I am very sorry for all the bad things I did, all the times I knew I was wrong soon after committing the offense and all the times when I look back and see where I was wrong but didn’t know it at the time. I am very sorry for the ways I contributed to this nightmare, and the ways in which I hurt Will.

I know this blog also hurts Will; I am conflicted over whether to continue writing it, whether to erase it from the web.

I also know this blog helps many other people. You tell me so. This blog is validation for others experiencing abuse, and a peek into the abusive cycle for people who are not a part of one. For the latter group, I think THEY would more easily recognize my faults and what I’ve “done” more clearly than I can.

I know writing this blog, chronicling my experience, has been my saving grace through the past year and a half. Without it, I would be more likely to gloss over and try to ignore the events and pain I’ve experienced. I may not have had the strength to leave the night I left if I didn’t have a record of my truth to review.

I’m torn. If you were to ask Will, erasing this blog and all memory of it is the right thing to do. I’m not so certain – it would certainly be right to him, but would deleting it be right?

I went to the court house today and registered two business names, “My Name” doing business as “Kellie Jo Holly” and “Verbal Abuse Journals.” I figure between the two DBA’s,  I can completely eradicate my given name from any Internet searches including whois in relation to this site. It will take some time, but any online hint of who I am will disappear.

I am also going to go back and comb over the site looking for pictures and removing them or making the people in them unrecognizable. I thought I had done them all already, but while looking through to complete my list, I found a couple that need to disappear. I’ll be doing that promptly.

Doing those things is, I know, an unacceptable compromise for Will. But I am not sure that deleting everything is an acceptable compromise for me.

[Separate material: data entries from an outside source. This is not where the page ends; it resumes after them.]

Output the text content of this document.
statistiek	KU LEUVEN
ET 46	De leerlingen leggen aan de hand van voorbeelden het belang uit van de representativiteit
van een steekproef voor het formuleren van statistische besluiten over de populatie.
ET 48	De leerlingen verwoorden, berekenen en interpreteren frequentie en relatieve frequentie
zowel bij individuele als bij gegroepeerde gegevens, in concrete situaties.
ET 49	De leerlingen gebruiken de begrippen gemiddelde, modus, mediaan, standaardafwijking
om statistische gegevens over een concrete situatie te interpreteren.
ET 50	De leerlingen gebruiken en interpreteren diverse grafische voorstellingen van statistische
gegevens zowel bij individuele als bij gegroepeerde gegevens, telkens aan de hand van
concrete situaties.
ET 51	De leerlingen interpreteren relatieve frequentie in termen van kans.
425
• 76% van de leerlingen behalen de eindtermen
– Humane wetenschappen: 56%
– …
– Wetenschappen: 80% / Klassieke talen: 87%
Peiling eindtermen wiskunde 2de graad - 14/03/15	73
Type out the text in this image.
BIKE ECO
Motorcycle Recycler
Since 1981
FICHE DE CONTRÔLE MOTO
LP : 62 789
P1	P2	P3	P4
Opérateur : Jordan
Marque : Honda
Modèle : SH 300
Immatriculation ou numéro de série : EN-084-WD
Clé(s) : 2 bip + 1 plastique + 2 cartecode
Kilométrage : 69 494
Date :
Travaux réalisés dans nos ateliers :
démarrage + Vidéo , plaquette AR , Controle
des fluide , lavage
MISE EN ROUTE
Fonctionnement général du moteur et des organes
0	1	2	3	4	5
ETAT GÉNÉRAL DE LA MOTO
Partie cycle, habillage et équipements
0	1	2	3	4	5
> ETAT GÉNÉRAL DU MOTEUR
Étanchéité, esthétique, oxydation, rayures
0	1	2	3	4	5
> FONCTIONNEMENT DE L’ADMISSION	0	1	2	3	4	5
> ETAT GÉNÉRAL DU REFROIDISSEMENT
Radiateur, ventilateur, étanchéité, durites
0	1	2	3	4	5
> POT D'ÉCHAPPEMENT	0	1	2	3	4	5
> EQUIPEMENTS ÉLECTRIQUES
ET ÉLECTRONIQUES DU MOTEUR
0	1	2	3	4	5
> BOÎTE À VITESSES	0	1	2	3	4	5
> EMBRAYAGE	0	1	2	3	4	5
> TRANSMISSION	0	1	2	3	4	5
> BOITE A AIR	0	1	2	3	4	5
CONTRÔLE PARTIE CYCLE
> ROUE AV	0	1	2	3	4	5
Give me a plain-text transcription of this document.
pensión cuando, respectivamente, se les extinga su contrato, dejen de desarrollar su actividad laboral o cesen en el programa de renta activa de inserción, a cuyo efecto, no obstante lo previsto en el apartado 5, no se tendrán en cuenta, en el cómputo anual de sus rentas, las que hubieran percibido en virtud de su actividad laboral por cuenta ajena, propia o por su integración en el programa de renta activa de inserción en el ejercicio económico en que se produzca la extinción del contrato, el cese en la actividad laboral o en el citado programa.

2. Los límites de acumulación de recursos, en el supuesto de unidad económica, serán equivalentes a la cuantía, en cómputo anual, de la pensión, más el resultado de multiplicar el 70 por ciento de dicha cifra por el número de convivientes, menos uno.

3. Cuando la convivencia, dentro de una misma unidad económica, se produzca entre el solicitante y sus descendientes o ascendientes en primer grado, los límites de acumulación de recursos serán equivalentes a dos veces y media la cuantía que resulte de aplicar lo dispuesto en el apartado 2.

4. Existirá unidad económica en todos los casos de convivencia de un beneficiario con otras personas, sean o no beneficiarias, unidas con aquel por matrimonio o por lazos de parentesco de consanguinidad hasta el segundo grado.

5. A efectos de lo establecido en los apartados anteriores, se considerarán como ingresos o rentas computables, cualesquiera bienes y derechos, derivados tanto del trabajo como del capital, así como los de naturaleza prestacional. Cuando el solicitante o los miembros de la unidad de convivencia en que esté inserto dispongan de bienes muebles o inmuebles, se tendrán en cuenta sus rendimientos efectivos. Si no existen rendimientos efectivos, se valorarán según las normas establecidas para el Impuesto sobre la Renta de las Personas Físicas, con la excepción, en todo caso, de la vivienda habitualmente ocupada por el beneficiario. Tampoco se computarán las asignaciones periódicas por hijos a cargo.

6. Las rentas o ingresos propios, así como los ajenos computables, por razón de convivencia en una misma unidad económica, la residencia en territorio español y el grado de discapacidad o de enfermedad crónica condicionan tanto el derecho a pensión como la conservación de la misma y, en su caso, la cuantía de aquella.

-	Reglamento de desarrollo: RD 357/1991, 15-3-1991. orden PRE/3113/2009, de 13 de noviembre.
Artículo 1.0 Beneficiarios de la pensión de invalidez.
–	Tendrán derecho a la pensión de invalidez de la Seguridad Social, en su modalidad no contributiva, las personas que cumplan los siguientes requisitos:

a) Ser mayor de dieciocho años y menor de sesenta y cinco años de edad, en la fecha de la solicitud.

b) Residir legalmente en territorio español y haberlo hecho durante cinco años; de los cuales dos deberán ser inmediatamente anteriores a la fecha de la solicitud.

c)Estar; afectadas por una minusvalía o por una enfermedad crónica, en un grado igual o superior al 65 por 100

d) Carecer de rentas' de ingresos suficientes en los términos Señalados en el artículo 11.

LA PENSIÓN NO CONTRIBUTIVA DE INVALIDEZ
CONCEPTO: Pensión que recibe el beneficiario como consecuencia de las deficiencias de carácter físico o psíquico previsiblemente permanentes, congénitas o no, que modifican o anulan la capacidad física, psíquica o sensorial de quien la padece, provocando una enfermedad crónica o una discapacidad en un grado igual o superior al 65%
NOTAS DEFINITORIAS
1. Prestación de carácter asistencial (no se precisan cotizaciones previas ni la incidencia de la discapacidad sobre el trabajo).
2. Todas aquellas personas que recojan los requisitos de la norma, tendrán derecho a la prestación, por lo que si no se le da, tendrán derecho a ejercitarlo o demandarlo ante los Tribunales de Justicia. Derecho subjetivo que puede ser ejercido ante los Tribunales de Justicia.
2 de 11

Please don’t respond to this blog saying, “But Kellie, you were justified” or “You were in the middle of a horrible situation!” or any such platitude. I did what I did. I want to be ashamed so I can remember to never do those things again; I want to be ashamed so I can begin to put this horrible situation behind me, and so I can move on in strength and in harmony with my true nature.

Admitting wrong-doing doesn’t suck. I think if I sat in denial of my own wrongs, then that would suck the life out of me, eventually sculpting me into a bitter, lonely, mean-spirited blamer. And I didn’t try to bring change to my marriage to become THAT.